Расследование одного убийства, или К психам на ягуаре - страница 3
Это были отцовские часы, которые она прихватила из дома родителей после того, что случилось. Отец говорил, что они были особенными, матросскими, с водоотталкивающим корпусом, привезенными когда-то с Охотского моря. Они всегда были при нем, хоть ремешок уже изрядно потрепался и имел совсем дешевый вид. Но эта ценность была почти эпатажная, отец очень гордился ею, а на рыбалке часто хвастался, хотя уже все наизусть знали историю о том, как старпом Бочкин подарил их ему за отличную службу.

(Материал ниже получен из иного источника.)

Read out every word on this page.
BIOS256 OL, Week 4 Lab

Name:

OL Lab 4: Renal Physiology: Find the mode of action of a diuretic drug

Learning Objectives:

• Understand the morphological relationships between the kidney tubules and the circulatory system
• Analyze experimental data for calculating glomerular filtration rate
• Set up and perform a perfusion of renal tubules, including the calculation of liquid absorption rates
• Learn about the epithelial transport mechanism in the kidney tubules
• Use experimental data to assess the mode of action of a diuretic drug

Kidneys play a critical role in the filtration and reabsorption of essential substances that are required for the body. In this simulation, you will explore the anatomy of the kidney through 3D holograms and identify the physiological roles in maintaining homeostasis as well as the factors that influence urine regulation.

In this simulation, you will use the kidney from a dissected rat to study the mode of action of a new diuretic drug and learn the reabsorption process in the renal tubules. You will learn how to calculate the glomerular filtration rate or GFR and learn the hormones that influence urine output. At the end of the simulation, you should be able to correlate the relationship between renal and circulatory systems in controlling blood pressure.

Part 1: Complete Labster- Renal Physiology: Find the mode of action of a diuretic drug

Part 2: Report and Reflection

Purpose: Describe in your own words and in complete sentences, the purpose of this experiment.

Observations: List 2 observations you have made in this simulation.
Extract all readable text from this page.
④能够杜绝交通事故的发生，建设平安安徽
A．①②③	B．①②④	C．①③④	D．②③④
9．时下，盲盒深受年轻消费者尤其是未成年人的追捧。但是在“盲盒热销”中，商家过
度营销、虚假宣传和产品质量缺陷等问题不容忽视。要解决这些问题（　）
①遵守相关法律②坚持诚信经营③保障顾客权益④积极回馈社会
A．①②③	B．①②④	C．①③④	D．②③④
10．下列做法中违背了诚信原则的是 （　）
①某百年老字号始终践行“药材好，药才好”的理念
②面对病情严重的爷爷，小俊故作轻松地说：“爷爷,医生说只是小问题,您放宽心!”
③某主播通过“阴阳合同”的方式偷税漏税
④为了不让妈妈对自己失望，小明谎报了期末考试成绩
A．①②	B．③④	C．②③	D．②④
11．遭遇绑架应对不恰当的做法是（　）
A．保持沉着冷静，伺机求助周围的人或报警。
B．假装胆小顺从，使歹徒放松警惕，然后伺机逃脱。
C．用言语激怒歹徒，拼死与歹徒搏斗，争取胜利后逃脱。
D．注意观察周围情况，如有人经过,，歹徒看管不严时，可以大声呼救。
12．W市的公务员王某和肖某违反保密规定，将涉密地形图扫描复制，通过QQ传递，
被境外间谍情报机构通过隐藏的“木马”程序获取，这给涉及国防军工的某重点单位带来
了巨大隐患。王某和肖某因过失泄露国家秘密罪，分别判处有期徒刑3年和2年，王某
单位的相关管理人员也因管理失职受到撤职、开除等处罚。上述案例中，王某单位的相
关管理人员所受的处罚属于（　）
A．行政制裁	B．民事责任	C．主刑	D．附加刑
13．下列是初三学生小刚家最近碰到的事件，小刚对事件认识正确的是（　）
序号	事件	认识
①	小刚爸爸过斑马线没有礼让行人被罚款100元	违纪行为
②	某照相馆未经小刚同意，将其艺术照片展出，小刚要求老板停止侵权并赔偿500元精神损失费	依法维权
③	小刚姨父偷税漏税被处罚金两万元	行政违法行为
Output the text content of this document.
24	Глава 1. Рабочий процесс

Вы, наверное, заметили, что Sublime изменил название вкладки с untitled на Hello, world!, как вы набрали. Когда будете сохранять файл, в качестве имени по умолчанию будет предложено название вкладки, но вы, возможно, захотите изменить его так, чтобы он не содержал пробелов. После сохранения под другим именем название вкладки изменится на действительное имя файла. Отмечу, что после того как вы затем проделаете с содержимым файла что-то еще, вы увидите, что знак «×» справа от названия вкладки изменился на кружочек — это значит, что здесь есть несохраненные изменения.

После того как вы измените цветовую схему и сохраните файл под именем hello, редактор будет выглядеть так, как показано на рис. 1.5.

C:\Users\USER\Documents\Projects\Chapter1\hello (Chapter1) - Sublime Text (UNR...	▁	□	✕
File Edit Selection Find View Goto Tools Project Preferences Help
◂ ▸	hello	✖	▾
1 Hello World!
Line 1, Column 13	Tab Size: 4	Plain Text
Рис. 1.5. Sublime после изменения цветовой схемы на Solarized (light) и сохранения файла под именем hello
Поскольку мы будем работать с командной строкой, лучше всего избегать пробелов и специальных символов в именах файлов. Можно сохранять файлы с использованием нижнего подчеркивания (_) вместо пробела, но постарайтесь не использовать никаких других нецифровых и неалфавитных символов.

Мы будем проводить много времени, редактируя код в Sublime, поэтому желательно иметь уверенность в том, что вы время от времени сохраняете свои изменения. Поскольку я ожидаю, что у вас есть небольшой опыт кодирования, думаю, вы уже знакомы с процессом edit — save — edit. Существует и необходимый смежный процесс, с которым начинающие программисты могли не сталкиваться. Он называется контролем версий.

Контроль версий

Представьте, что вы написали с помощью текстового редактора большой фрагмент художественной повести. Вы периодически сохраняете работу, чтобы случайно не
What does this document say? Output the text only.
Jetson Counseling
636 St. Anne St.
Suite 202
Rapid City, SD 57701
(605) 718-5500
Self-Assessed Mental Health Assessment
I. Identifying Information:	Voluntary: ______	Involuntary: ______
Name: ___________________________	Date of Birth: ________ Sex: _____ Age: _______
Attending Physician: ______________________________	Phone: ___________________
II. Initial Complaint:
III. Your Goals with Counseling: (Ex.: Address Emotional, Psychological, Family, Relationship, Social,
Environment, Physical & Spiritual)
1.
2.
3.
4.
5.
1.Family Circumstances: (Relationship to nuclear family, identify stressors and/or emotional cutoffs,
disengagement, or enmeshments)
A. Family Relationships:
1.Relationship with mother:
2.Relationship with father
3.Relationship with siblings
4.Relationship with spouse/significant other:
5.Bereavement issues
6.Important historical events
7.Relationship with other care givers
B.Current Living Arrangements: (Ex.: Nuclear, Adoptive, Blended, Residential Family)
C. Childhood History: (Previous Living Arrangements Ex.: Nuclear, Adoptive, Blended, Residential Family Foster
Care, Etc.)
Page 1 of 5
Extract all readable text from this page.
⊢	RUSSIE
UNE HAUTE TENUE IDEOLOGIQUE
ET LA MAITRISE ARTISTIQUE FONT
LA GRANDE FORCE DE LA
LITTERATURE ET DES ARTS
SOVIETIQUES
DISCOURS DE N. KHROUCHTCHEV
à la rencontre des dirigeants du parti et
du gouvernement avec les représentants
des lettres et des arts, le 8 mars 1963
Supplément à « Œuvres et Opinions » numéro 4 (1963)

Когда отец погиб, часы нашлись в нагрудном кармане его брезентовой куртки, там же был и листок бумаги в линейку с какой-то записью, в листок завернули часы, положили в полиэтиленовый пакетик и отдали матери, бедной, ничего не соображающей матери, у которой после этого снова случился припадок.
А потом Лера нашла часы за книгой на полке и забрала с собой в город, чтобы они никому не попадались больше на глаза.
История трагедии
Она отлично помнила этот день.
Тринадцать лет назад была вот такая же жара. Тем утром Лера занималась стиркой, готовилась к отъезду в Польшу – тогда она была «челноком», как и многие женщины, которые хотели прокормить семью сами.
Телефонный звонок раздался неожиданно, Лера вздрогнула. Предчувствие беды придавило сознание. Что-то случилось.
Звонила мать. Она сказала, что ночью отец пошел на рыбалку, и до сих пор его нет.
– Мама, он же матрос, с ним не могло ничего случиться! – говорила она, уже предчувствуя трагедию.
– Его нет! Зачем он пошел на море один? Почему не дождался Володина?! – спросила мать.
И стала плакать, а Лера – ее утешать. И собираться в дорогу, доставая из гардероба черные вещи: рубашку бывшего мужа, которая ей раньше очень нравилась, тонкие брюки и черные же туфли.
Она заехала к сестре, которая всегда была любимым ребенком отца, самым маленьким и нуждающимся в опеке. К слову сказать, брат был любимым ребенком матери… А Лера была тем, кого называют «отрезанный ломоть», и это нисколько ее не обижало – дали жизнь, и на том спасибо…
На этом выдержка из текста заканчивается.